Le paradoxe de cette présidentielle est que la réélection acquise du président sortant intervient dans un contexte tout sauf favorable au pouvoir : d’un côté, le gouvernement atteint des cimes d’impopularité, faute de réalisations tangibles et de réponses concrètes aux attentes pressantes des citoyens, et faute aussi de ne pas avoir réussi à engager une politique volontariste de rupture avec l’impunité et les pratiques corruptives qui se sont largement développées ces dernières années, et, de l’autre, un niveau de mécontentement, voire de colère populaire, jamais atteint, et qui, dans un contexte d’individuation et de liberté de vote, se serait concrétisé par un vote sanction.
Une élection cadenassée
Le verrouillage de l’élection présidentielle s’explique par plusieurs facteurs, à commencer par l’absence de consensus sur les règles du jeu et de dialogue entre le pouvoir et l’opposition. En effet, les acteurs politiques n’ont jamais réussi à se mettre d’accord sur des règles du jeu justes, impartiales et équitables, permettant d’encadrer la dévolution et l’exercice du pouvoir dans le pays. Plus encore, les régimes successifs n’ont jamais cherché à promouvoir un consensus national sur des fondements solides, sur la base d’une large consultation entre les acteurs et parties prenantes, pour ouvrir la voie aux réformes exigées par l’opposition depuis trois décennies et susceptibles de favoriser l’alternance politique.
L’organisation récurrente de journées de "concertation", entre le pouvoir et l’opposition, n’a jamais permis d’aborder et de trancher les questions centrales, tels que le découpage électoral ou le financement des campagnes électorales, ou encore la reconnaissance des nouveaux partis politiques. Tout au plus, ces sessions de "dialogue" ont permis d’améliorer sensiblement le cadre électoral, avec une recomposition de la Commission Électorale Nationale Indépendante (CENI) et l’intégration d’une dose de proportionnelle.
Par ailleurs, le contrôle par le pouvoir de l’état-civil et du recensement pré-électoral, a conduit à arrêter un corps électoral de 1,8 million d’électeurs, chiffre relativement bas, dans un pays de 5 millions d’habitants, avec plus de 60% de jeunes et où l’âge moyen est estimé à 20 ans. Ce subterfuge permet au pouvoir de maitriser l’inscription sur les listes électorales, notamment dans les grandes villes, où le niveau de l’éveil politique est assez élevé, jouant généralement en faveur de l’opposition. Au contraire, dans le milieu rural, l’inscription sur le fichier électoral bat des records.
En outre, la CENI, supposée servir d’espace d’interaction et de construction du consensus entre le pouvoir et l’opposition, n’arrive pas à susciter la confiance et l’adhésion des parties prenantes au processus électoral. En effet, sa composition ne reflète plus le paysage politique de manière équilibrée, dans la mesure où les nouvelles forces politiques apparues à la faveur des dernières élections générales (mai 2023) n’y sont pas représentées, ce qui a des conséquences négatives sur la représentation de la Commission électorale elle-même.
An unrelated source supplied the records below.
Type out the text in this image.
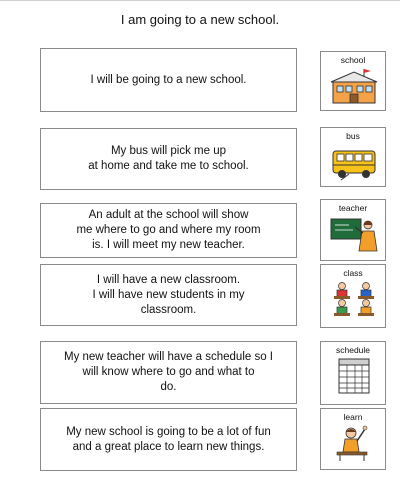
I am going to a new school.
I will be going to a new school.
school
My bus will pick me up
at home and take me to school.
bus
An adult at the school will show
me where to go and where my room
is. I will meet my new teacher.
teacher
I will have a new classroom.
I will have new students in my
classroom.
class
My new teacher will have a schedule so I
will know where to go and what to
do.
schedule
My new school is going to be a lot of fun
and a great place to learn new things.
learn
Dans l’ensemble, les désaccords sur la CENI portent sur sa composition, son mode de fonctionnement, sa gestion des bureaux de vote, le mécanisme de centralisation du vote et du dépouillement des bulletins, ainsi que la préparation unilatérale, avec le gouvernement, du processus d’enregistrement et de mise en place du fichier électoral biométrique.
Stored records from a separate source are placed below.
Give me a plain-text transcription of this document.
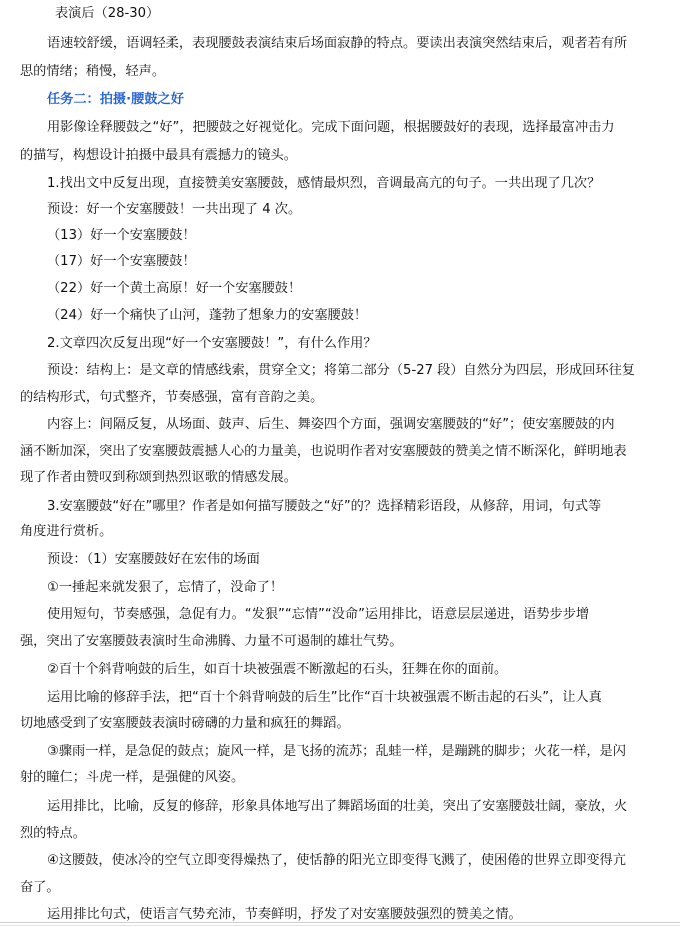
表演后（28-30）
语速较舒缓，语调轻柔，表现腰鼓表演结束后场面寂静的特点。要读出表演突然结束后，观者若有所
思的情绪；稍慢，轻声。
任务二：拍摄·腰鼓之好
用影像诠释腰鼓之“好”，把腰鼓之好视觉化。完成下面问题，根据腰鼓好的表现，选择最富冲击力
的描写，构想设计拍摄中最具有震撼力的镜头。
1.找出文中反复出现，直接赞美安塞腰鼓，感情最炽烈，音调最高亢的句子。一共出现了几次？
预设：好一个安塞腰鼓！一共出现了 4 次。
（13）好一个安塞腰鼓！
（17）好一个安塞腰鼓！
（22）好一个黄土高原！好一个安塞腰鼓！
（24）好一个痛快了山河，蓬勃了想象力的安塞腰鼓！
2.文章四次反复出现“好一个安塞腰鼓！”，有什么作用？
预设：结构上：是文章的情感线索，贯穿全文；将第二部分（5-27 段）自然分为四层，形成回环往复
的结构形式，句式整齐，节奏感强，富有音韵之美。
内容上：间隔反复，从场面、鼓声、后生、舞姿四个方面，强调安塞腰鼓的“好”；使安塞腰鼓的内
涵不断加深，突出了安塞腰鼓震撼人心的力量美，也说明作者对安塞腰鼓的赞美之情不断深化，鲜明地表
现了作者由赞叹到称颂到热烈讴歌的情感发展。
3.安塞腰鼓“好在”哪里？作者是如何描写腰鼓之“好”的？选择精彩语段，从修辞，用词，句式等
角度进行赏析。
预设：（1）安塞腰鼓好在宏伟的场面
①一捶起来就发狠了，忘情了，没命了！
使用短句，节奏感强，急促有力。“发狠”“忘情”“没命”运用排比，语意层层递进，语势步步增
强，突出了安塞腰鼓表演时生命沸腾、力量不可遏制的雄壮气势。
②百十个斜背响鼓的后生，如百十块被强震不断激起的石头，狂舞在你的面前。
运用比喻的修辞手法，把“百十个斜背响鼓的后生”比作“百十块被强震不断击起的石头”，让人真
切地感受到了安塞腰鼓表演时磅礴的力量和疯狂的舞蹈。
③骤雨一样，是急促的鼓点；旋风一样，是飞扬的流苏；乱蛙一样，是蹦跳的脚步；火花一样，是闪
射的瞳仁；斗虎一样，是强健的风姿。
运用排比，比喻，反复的修辞，形象具体地写出了舞蹈场面的壮美，突出了安塞腰鼓壮阔，豪放，火
烈的特点。
④这腰鼓，使冰冷的空气立即变得燥热了，使恬静的阳光立即变得飞溅了，使困倦的世界立即变得亢
奋了。
运用排比句式，使语言气势充沛，节奏鲜明，抒发了对安塞腰鼓强烈的赞美之情。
Sans oublier l’ingérence du ministère de l’Intérieur dans le déroulement des élections, à travers le poids de l’administration locale, particulièrement les gouverneurs et les préfets, ce qui explique la faible indépendance de la CENI par rapport au gouvernement et son manque d’autorité dans l’organisation du processus électoral, y compris par rapport à l’influence des notables et des grands électeurs.
Enfin, le manque de confiance des acteurs dans le processus électoral est aggravé par l’absence de l’application stricte et rigoureuse de la loi sur le financement des partis politiques et le financement des campagnes électorales, de manière à verrouiller les opportunités de corruption électorale. Dans ces conditions d’absence de transparence sur les sources de financement de tous les acteurs politiques, le parti au pouvoir est souvent accusé d’être financé par des hommes d’affaires, en contrepartie de marchés, ou directement par des fonds publics ou par l’abus des moyens de l’Etat. Il faut ajouter à cela la suspicion de l’implication des notables et des militants du parti au pouvoir dans l’utilisation frauduleuse des cartes d’identité, à travers l’achat des votes.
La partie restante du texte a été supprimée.